I hate this. I hate that this is all that ever follows me. That death is all that's ever surrounded me. Nothing good ever comes to me and if it does, it doesn't last long before it's all gone to hell. I don't want it to be this way, but I can't control that.

"Jae, that's never been your fault. You were just a kid, Jae. Hell, you still are. You didn't get to choose to have an abusive family. You didn't choose to get brought into this life. To hold yourself responsible for your sister and mother's death is to take the blame away from your father, and we both know he doesn't deserve that. To hold yourself responsible for all of the deaths that have occurred since his death, is to say that you didn't do that out of pure self defense and self preservation, and we both know that's what it was. You know we can both get you out of this mess, Jae. You're just afraid, and I don't blame you or fault you for that. You deserve to give yourself the right amount of credit where it's due though."

His voice is hardly any louder than mine had been, and I can hear it in his voice that he's trying not to cry. I know he wants to get me out, that he wants it for the purest reasons unlike every other asshole that's tried to rid me of my position. He can't do that without my cooperation though, not unless he wants to make this collection of stones four, and I'm grateful that he doesn't. That he respects my decision in this regard despite how much it may piss him off.

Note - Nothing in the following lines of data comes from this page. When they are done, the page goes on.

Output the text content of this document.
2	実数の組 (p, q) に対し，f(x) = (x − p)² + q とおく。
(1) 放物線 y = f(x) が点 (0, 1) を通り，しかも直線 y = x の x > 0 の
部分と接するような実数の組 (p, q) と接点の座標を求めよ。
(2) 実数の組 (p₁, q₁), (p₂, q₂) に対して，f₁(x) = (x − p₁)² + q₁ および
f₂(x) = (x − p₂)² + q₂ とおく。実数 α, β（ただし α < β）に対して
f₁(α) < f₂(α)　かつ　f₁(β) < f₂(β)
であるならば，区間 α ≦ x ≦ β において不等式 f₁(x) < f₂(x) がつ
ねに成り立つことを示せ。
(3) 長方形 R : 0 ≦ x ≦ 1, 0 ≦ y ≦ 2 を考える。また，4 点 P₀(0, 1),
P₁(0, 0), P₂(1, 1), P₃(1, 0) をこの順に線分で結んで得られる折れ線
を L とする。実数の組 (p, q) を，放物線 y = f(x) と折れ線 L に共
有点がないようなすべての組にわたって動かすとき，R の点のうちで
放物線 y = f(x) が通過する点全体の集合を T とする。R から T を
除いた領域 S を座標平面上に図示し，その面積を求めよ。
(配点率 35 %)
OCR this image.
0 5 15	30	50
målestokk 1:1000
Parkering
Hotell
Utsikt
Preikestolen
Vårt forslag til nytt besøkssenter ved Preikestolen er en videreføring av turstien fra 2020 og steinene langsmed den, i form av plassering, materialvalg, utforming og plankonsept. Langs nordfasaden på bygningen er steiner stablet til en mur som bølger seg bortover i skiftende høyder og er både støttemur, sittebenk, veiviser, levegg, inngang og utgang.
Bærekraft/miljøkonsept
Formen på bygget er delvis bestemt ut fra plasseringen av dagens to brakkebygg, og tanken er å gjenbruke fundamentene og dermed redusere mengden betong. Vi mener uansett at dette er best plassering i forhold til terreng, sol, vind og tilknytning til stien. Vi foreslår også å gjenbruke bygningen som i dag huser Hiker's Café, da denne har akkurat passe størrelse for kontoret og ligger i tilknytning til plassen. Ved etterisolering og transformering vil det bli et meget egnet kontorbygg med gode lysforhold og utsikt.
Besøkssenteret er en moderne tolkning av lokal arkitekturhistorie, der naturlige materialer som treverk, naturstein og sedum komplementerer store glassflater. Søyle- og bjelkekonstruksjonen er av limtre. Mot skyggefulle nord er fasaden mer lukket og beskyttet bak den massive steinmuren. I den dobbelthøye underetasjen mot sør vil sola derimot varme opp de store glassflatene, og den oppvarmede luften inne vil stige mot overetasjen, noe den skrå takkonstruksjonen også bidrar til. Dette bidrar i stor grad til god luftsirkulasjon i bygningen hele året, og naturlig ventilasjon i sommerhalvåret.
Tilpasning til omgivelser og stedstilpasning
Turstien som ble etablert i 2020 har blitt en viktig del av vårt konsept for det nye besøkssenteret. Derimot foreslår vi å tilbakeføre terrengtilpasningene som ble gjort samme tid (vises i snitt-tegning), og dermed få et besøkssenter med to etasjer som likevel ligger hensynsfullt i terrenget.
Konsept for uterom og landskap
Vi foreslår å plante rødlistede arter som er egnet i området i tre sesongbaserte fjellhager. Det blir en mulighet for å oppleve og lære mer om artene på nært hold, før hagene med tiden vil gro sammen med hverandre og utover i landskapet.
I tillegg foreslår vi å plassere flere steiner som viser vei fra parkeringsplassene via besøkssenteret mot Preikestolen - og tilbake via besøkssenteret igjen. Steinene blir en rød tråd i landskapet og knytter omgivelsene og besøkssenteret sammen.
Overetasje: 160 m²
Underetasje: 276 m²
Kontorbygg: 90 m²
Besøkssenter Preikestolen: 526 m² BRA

"Even if we got me out, even if death weren't the consequence for being too close to me... it still wouldn't work. I don't have the right kind of personality to mesh well with them. You know as well as I do that I was putting on a show for them, acting like I'm not some fucked up bitch that feels very little outside of pain, cold, and anger. It doesn't work." I mutter bitterly, thinking over all of the decisions I've made over my life, thinking over all the ways I'm more fucked up than what any of them could really handle.

"Somehow I think they could help with that. You seemed like you were doing pretty well with the guy you were dating." Taeju murmurs in disagreement. I don't have much an argument against it, finding myself shrugging in response.

"Maybe. I don't gamble though, Taeju. I never have, and that's not about to change either. I'd rather suffer this way the rest of my life than risk my brother's life again."